The Pirates Prospects 2015 Prospect Guide is now on sale. The book features prospect reports on everyone in the system, the 2015 top 50 prospects, and the most comprehensive coverage of the Pirates’ farm system that you can find. While the top 50 prospects are exclusive to the book, we will be releasing the top 20 prospects over the next few weeks. Be sure to purchase your copy of the book on the products page of the site.
To recap the countdown so far:
We continue the countdown with the number 13 prospect, John Holdzkom.
13. John Holdzkom, RHP
Holdzkom represents one of the best stories in baseball during the 2014 season. His career had fallen to the point where he was struggling to find a spot with an independent league team at the start of the year. He spent time with two different clubs, displaying an amazing fastball that sat in the upper 90s, but absolutely no control. He made a small adjustment with his grip, moving his fingers closer together, and suddenly found the control that he was missing.
The Pirates discovered him and signed him to a minor league contract in June. He dominated briefly in Altoona, then was moved up to Indianapolis, where he routinely worked in the upper 90s, while displaying much better control than he had seen previously in his pro career. By the end of the season, the Pirates called him up to the majors, and made him eligible for their playoff roster. He immediately took a big role in the bullpen, filling the seventh inning duties.

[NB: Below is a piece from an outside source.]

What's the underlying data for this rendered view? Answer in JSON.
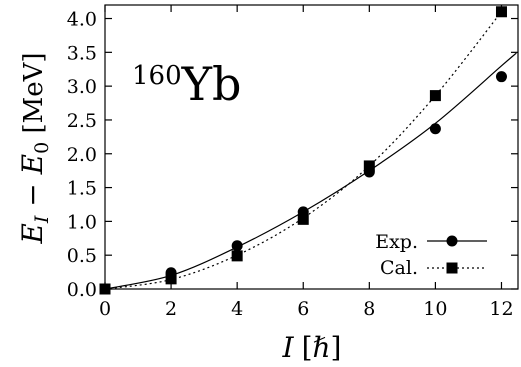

Holdzkom has outstanding stuff, with a fastball that averaged 95.5 MPH during his time in the majors, and topped out at 97. He pairs that with a mid-80s palm ball that has tremendous break, and could pass as a plus offering. He still needs to develop more consistency with the palm ball. The 2014 season was a small sample, but Holdzkom showed off his potential by striking out 43.8% of batters in his nine innings of work. He’s not going to continue those levels going forward, but he can be a high strikeout reliever, and if the fixed control is real, then there’s no reason why he can’t eventually be a closer in the majors. The Pirates can currently ease him in with the seventh inning role, and if he’s successful, he could eventually replace Mark Melancon.